Descriptive statistics were performed in R (version 4.4.0, 2024‐04‐24) using RStudio (version 2024.04.0 + 735) (R Core Team, 2024). Each numerical data set was tested for normality using a Shapiro–Wilks test. Parametric groups were described using the mean and standard deviation (SD), whereas non‐parametric data sets were described using the median and interquartile range (IQR).
If dogs survived to discharge, the duration of their initial hospital visit was recorded. It was recorded if they died naturally or were euthanased during hospitalisation. The date of discharge was noted, and the clinical records were reviewed to identify the last known update on the dogs’ status. The time to death, last record or loss of follow‐up was recorded. For those dogs whose owners consented to participation in further studies, the referring veterinary practices were contacted to obtain further clinical history. If dogs had died, their time to death was recorded, and the cause of death was recorded if available. Survival time was defined as the time from discharge to the date of death.
A Kaplan–Meier curve was used to represent survival time. A log‐rank test was used to assess the association of several factors individually on survival time (Dohoo et al., 2010). These included age (two binary variables: over the median age and less than the median age), sex, neuter status, presence of coughing, if the patient was in rCHF, if treated with sildenafil or not and the TR Max PG (at both the first and second echo). Tricuspid regurgitation maximum pressure gradients were categorised into those below the median TR Max PG on presentation and those equal to or greater than the median TR Max PG on presentation. Statistical significance was set at the 5% level.
RESULTS
Signalment
In total, the medical records from 414 cases were manually reviewed and assessed for eligibility. Twenty‐eight cases were identified with concurrent AV infestation and evidence of increased TR Max PG (over 46 mmHg). Causes for exclusion were negative AV test, AV test not performed at the referral hospital, no echocardiography performed, left‐sided heart disease, pulmonary thromboembolic disease, intrathoracic neoplasia and congenital cardiac disorders.

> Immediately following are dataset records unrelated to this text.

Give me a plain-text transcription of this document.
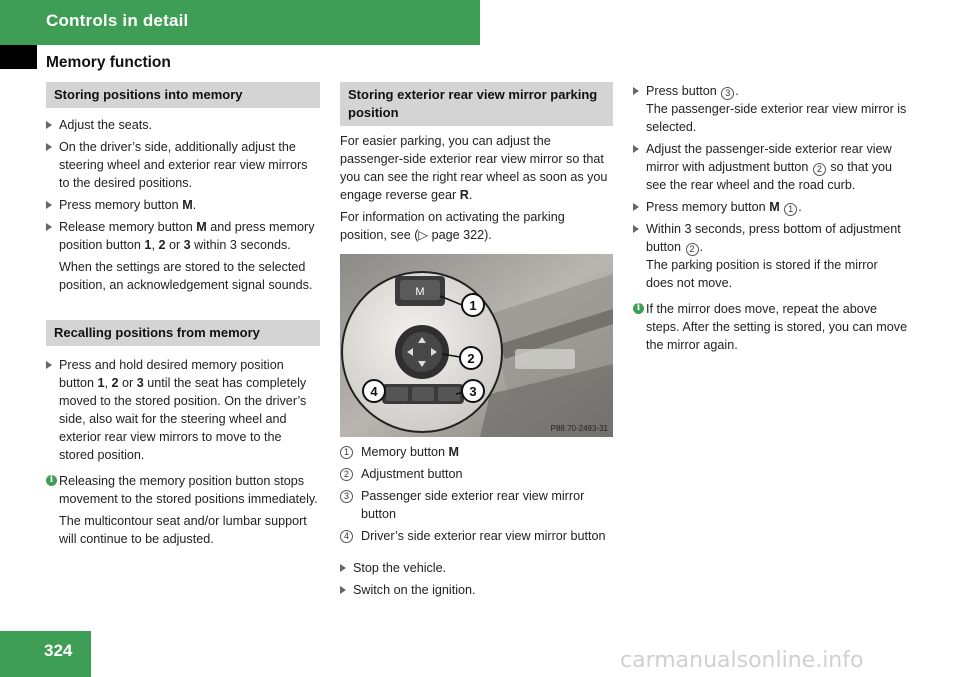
Controls in detail
Memory function
Storing positions into memory
Adjust the seats.
On the driver’s side, additionally adjust the steering wheel and exterior rear view mirrors to the desired positions.
Press memory button M.
Release memory button M and press memory position button 1, 2 or 3 within 3 seconds.
When the settings are stored to the selected position, an acknowledgement signal sounds.
Recalling positions from memory
Press and hold desired memory position button 1, 2 or 3 until the seat has completely moved to the stored position. On the driver’s side, also wait for the steering wheel and exterior rear view mirrors to move to the stored position.
i Releasing the memory position button stops movement to the stored positions immediately.
The multicontour seat and/or lumbar support will continue to be adjusted.
Storing exterior rear view mirror parking position
For easier parking, you can adjust the passenger-side exterior rear view mirror so that you can see the right rear wheel as soon as you engage reverse gear R.
For information on activating the parking position, see (▷ page 322).
M
1
2
3
4
P88.70-2493-31
1 Memory button M
2 Adjustment button
3 Passenger side exterior rear view mirror button
4 Driver’s side exterior rear view mirror button
Stop the vehicle.
Switch on the ignition.
Press button 3 .
The passenger-side exterior rear view mirror is selected.
Adjust the passenger-side exterior rear view mirror with adjustment button 2 so that you see the rear wheel and the road curb.
Press memory button M 1 .
Within 3 seconds, press bottom of adjustment button 2 .
The parking position is stored if the mirror does not move.
i If the mirror does move, repeat the above steps. After the setting is stored, you can move the mirror again.
324	carmanualsonline.info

Table 1 summarises the percentage of cases according to sex, neuter status and breed. The youngest patient was 5 months old; the oldest was 14 years and 11 months. The median age on presentation was 3 years and 7 months (IQR: 11 months to 8 years and 7 months).
Clinical presentation
Table 2 shows the triad of clinical signs that AV patients presented with and the proportion of cases within these categories. Coughing was recorded if it was part of the presenting complaint. The dog who had neurological signs also presented with signs of respiratory distress. This dog had a right‐sided head turn, non‐ambulatory tetraparesis and falling to the right. There were reduced postural reactions on the left pelvic limb and decreased menace in the right eye, with a neurolocalisation to the right forebrain. Three dogs were coagulopathic; these dogs all had increased respiratory rate, and two had increased effort. One dog presented with a recent history of syncope but had no increased respiratory rate or effort, coagulopathy or neurological deficits. Table 3 shows the initial vital signs on presentation. Eleven (39.3%) dogs presented in rCHF.
Treatment
All 28 dogs were initially treated for AV with imidacloprid and moxidectin, followed by a course of fenbendazole. The duration of fenbendazole treatment varied among individuals (Table 4). The median dose of fenbendazole was 50 mg/kg (IQR: 49.8 to 51.4) over a median length of 10 days (IQR: 7 to 10). One case lacked confirmation of the fenbendazole dose, and in five cases, the duration of the course could not be obtained from the clinical records.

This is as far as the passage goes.